This is my question too. I'm trying to adapt to the new Photo format and appreciate how it's consistent across all devices, but I really liked how iPhoto organized according to events.
I understand that I can still create events, but it seems that when I create one it still leaves the photos in the stream, and that if I delete a photo from the stream it deletes it from the event I created on my laptop.
iPhoto had Albums, Photos and Events. (And Shared Photo Streams)
Photos has Albums and Photos. (And Shared Albums)
For many people Events in iPhoto were really confusing - photos could only exist in one Event and not many really understood how to move photos between events or that when deleting a photo from an event you were really deleting it "for good". Myself, I liked Events but doing them "right" did mean a certain amount of micromanagement. But I enjoyed that.
Photos in iPhoto were just one big listing of all your photos (with event titles optionally shown, which from what I've seen observing friends and family) just confused most people.
iPhoto also has Albums which are actually virtually identical to Albums in Photos. In iPhoto you can put photos into as many albums as you like. They are "references" so deleting from an album doesn't really delete the photo. (In Photos.app you right click and "Remove from Album" - not delete)
Shared Photo Streams in iPhoto are something "special", and kinda act like Albums shared with others.
Photos.app is similar but different. It's really much better when you understand the differences and how the model is simpler but better really.
"Photos" is all your photos arranged automatically for you. It's arranged by "Years", "Collections" (Photos taken around the same time in about the same place) and "Moments". My 34,000 photos are fully geotagged and have correct dates this this "Photos" view provides a reasonably decent overview of my library. For something done automatically this is going to be really awesome for the vast majority of people that have no desire to micromanage their photo library. It's the "it just works" view that mostly works really well.
Albums are where you get to micromanage. iPhoto Events transfer over as Albums. Shared Photo Streams are just Shared Albums. You can create as many albums as you want. You can create folders for albums and folders of folders (say a folder for different clients or different years). Putting a selection of photos into an album or new album is easily done via the New Album menu item (which is a bit poorly named, as you can add to existing albums or create a new album for the selected photos)
Photos can exist in multiple albums (though there's no way to see what albums a photo belongs to - say like in iTunes where you can see what playlists a song belongs to -- i've submitted a feature enhancement request for this, I suggest others do the same). Editing a photo that exists in multiple albums shows those changes in all albums (obv since albums are just "collections" of references to photos)
Deleting photos from an album doesn't delete the photo from your library. In all cases the only way to delete is to right click and "Show in Moment" and then delete there - that's a "real" delete from your library. (This differs from iPhoto where you could "delete" from either Photos or Events and that was super confusing to some people - I've heard more than once... "I didn't mean to really delete it for good I just didn't want it in that event")

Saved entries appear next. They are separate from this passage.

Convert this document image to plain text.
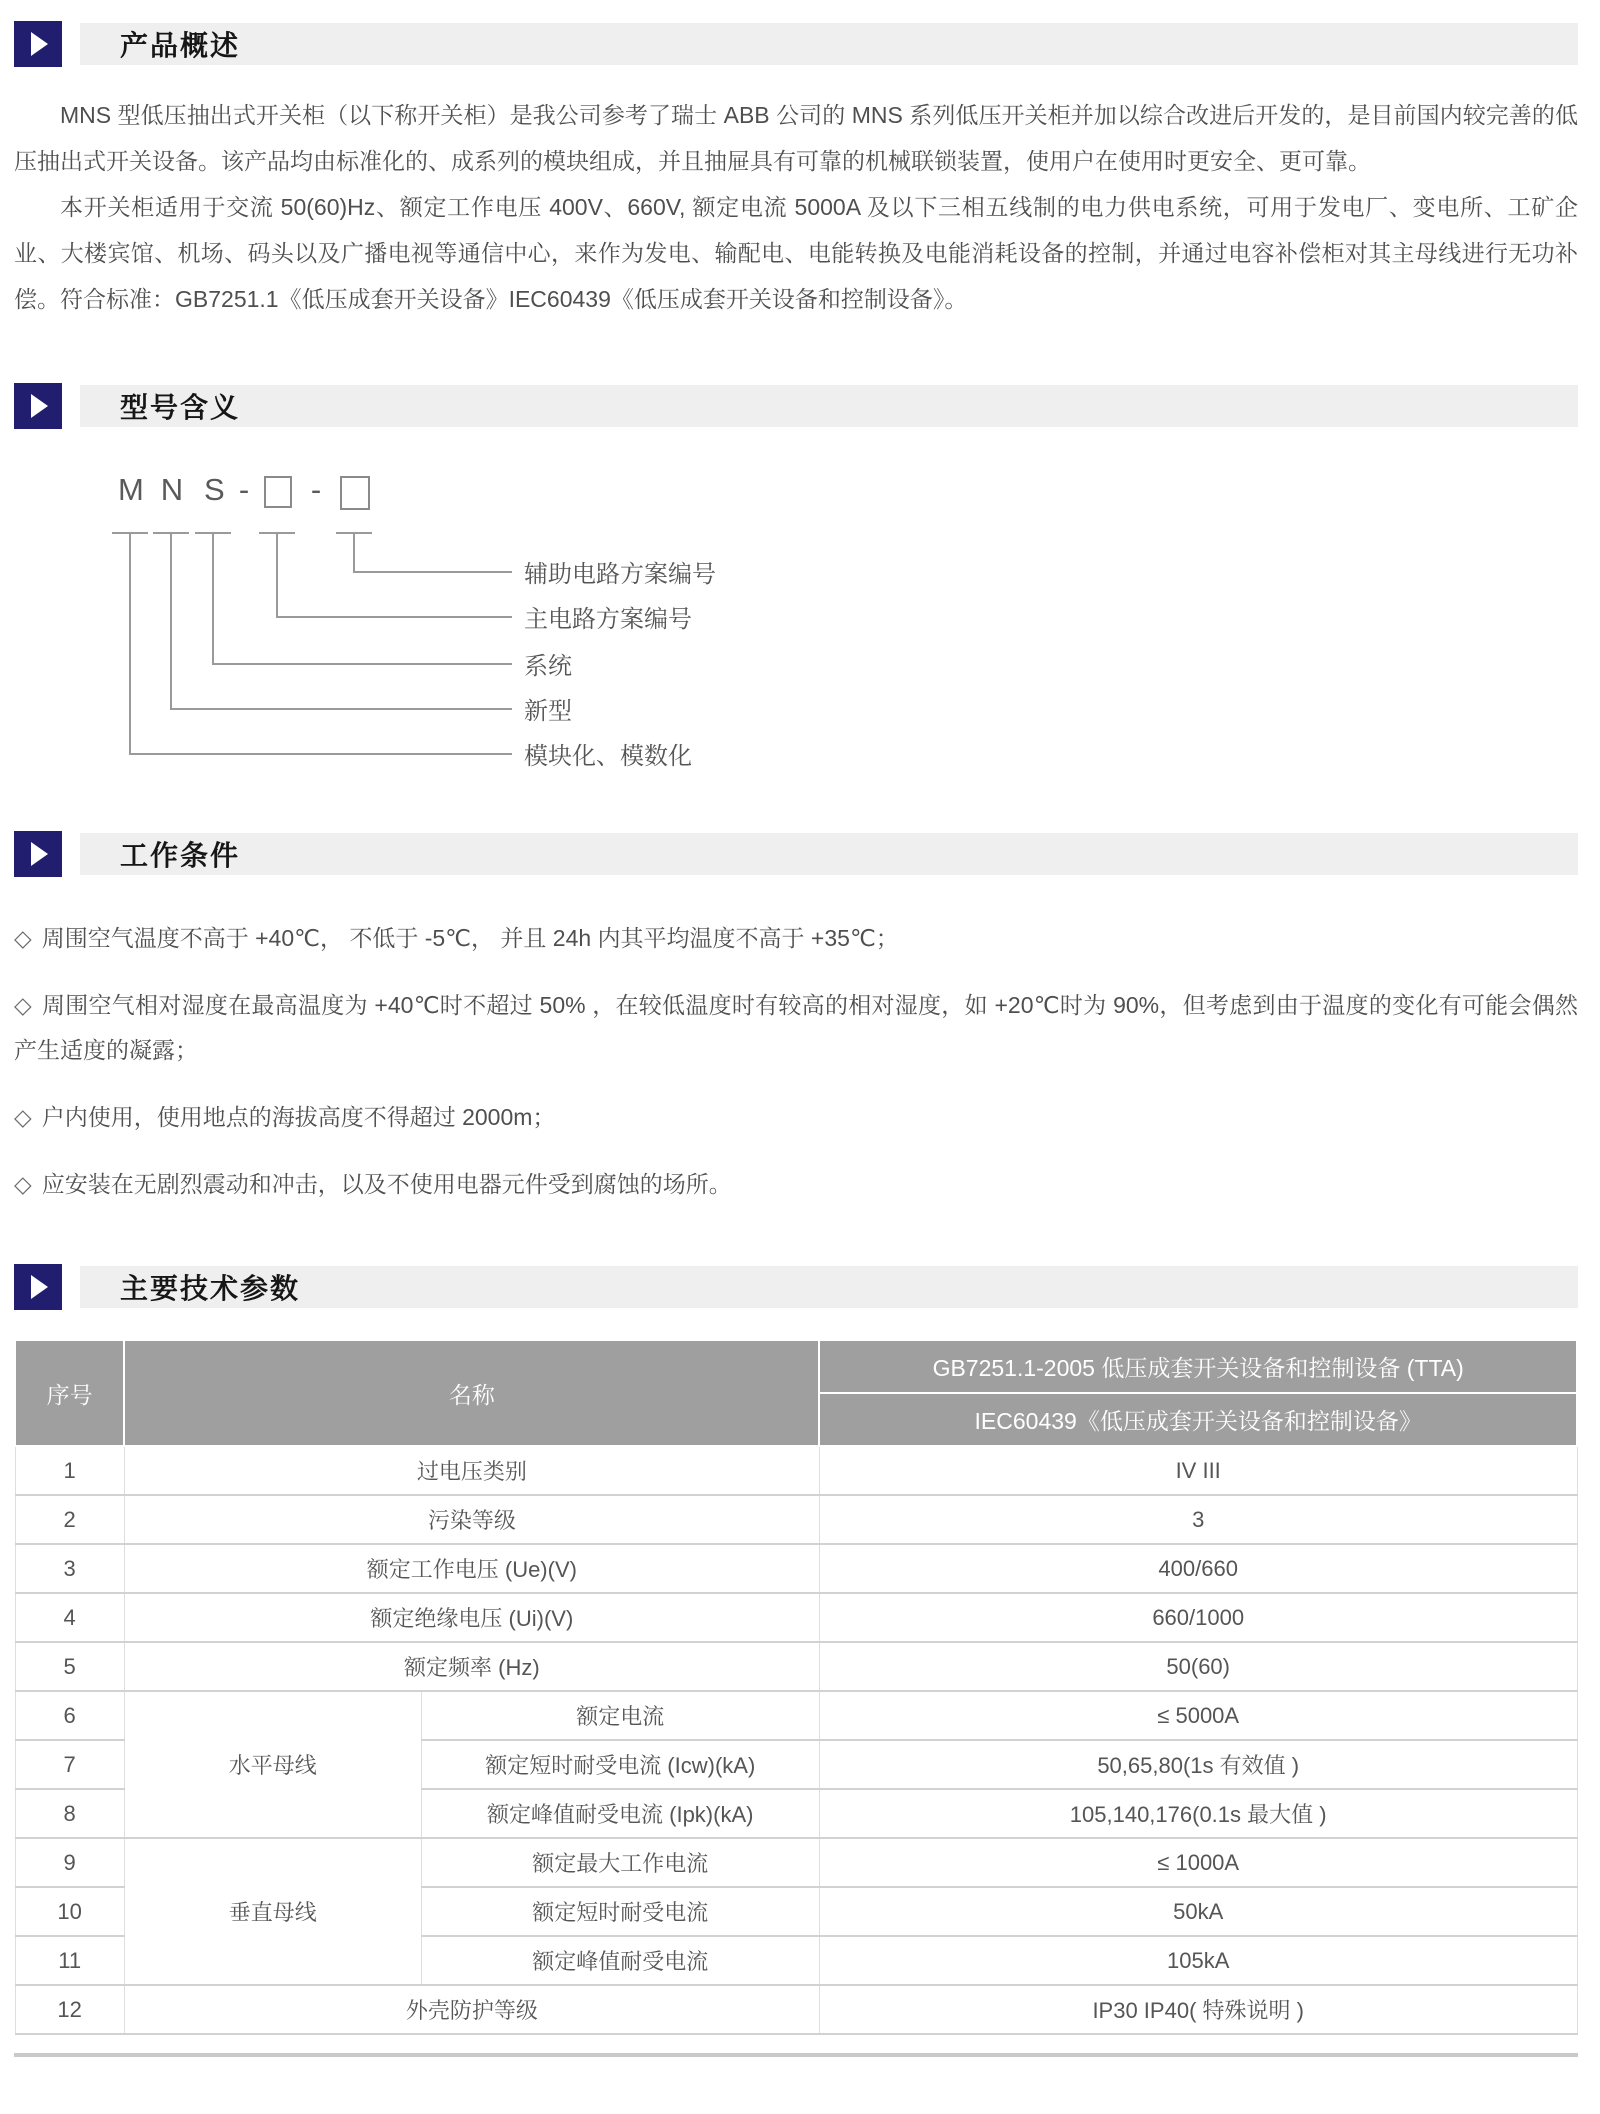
产品概述

MNS 型低压抽出式开关柜（以下称开关柜）是我公司参考了瑞士 ABB 公司的 MNS 系列低压开关柜并加以综合改进后开发的，是目前国内较完善的低压抽出式开关设备。该产品均由标准化的、成系列的模块组成，并且抽屉具有可靠的机械联锁装置，使用户在使用时更安全、更可靠。

本开关柜适用于交流 50(60)Hz、额定工作电压 400V、660V, 额定电流 5000A 及以下三相五线制的电力供电系统，可用于发电厂、变电所、工矿企业、大楼宾馆、机场、码头以及广播电视等通信中心，来作为发电、输配电、电能转换及电能消耗设备的控制，并通过电容补偿柜对其主母线进行无功补偿。符合标准：GB7251.1《低压成套开关设备》IEC60439《低压成套开关设备和控制设备》。

型号含义
M N S - -
辅助电路方案编号
主电路方案编号
系统
新型
模块化、模数化
工作条件

◇ 周围空气温度不高于 +40℃， 不低于 -5℃， 并且 24h 内其平均温度不高于 +35℃；

◇ 周围空气相对湿度在最高温度为 +40℃时不超过 50% ，在较低温度时有较高的相对湿度，如 +20℃时为 90%，但考虑到由于温度的变化有可能会偶然产生适度的凝露；

◇ 户内使用，使用地点的海拔高度不得超过 2000m；

◇ 应安装在无剧烈震动和冲击，以及不使用电器元件受到腐蚀的场所。

主要技术参数
序号	名称		GB7251.1-2005 低压成套开关设备和控制设备 (TTA)
			IEC60439《低压成套开关设备和控制设备》
1	过电压类别		IV III
2	污染等级		3
3	额定工作电压 (Ue)(V)		400/660
4	额定绝缘电压 (Ui)(V)		660/1000
5	额定频率 (Hz)		50(60)
6	水平母线	额定电流	≤ 5000A
7		额定短时耐受电流 (Icw)(kA)	50,65,80(1s 有效值 )
8		额定峰值耐受电流 (Ipk)(kA)	105,140,176(0.1s 最大值 )
9	垂直母线	额定最大工作电流	≤ 1000A
10		额定短时耐受电流	50kA
11		额定峰值耐受电流	105kA
12	外壳防护等级		IP30 IP40( 特殊说明 )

There are some special albums: Faces, Panoramas, Videos are all special "built-in" Albums. Favorites is considered an Album. Smart Albums work exactly as you would expect. There's also a special "All Photos" album which is essentially the old "Camera Roll". It's just a raw dump of all your photos in the order they were taken/imported/etc. I actually never use this and would be just as comfortable if i could hide it.
The one difference between the apps that changes is where iPhoto automatically created Events for you (and sometimes you needed to tweak them to get pictures where you wanted), in Photos.app you need to create Albums on your own after importing pictures (or taking a batch of pictures, etc.)
But honestly, if you were the type that micromanaged your events and kept them "clean and organized" in iPhoto, that won't change in Photos, you'll just do so using Albums.
It's different, but really the same and, in my opinion, better.
It's going to be much less confusing for most people.
I preferred the old way, where I could download from the stream to my laptop, then delete the photos in the stream to free up space. If I wanted to share across all my devices, I could make shared folders in my stream. Are these features gone forever with Photos?
Photo streams as you know them are gone. You just get all your photos. Period. No special album or anything. Take photo on your iPhone, it's just there in your photo library on all other devices. It's very sane and sensible to the average person.
If you don't want a photo, delete it and it'll be gone from everywhere. If you want to share it to "Shared Album" (i.e an old Shared Photo Stream) just do it. It doesn't change that you have one copy of the photo in your library appearing in an album (at least one, but could be more) which just happens to be a shared album to other people. (I can check but pretty sure that sharing a photo to multiple albums doesn't change space, and I think if you edit the original photo that edit it pushed out to everyone, but i'll have to check that.)
It really makes a ton of sense in practice. Again this is much easier for most people to "grok".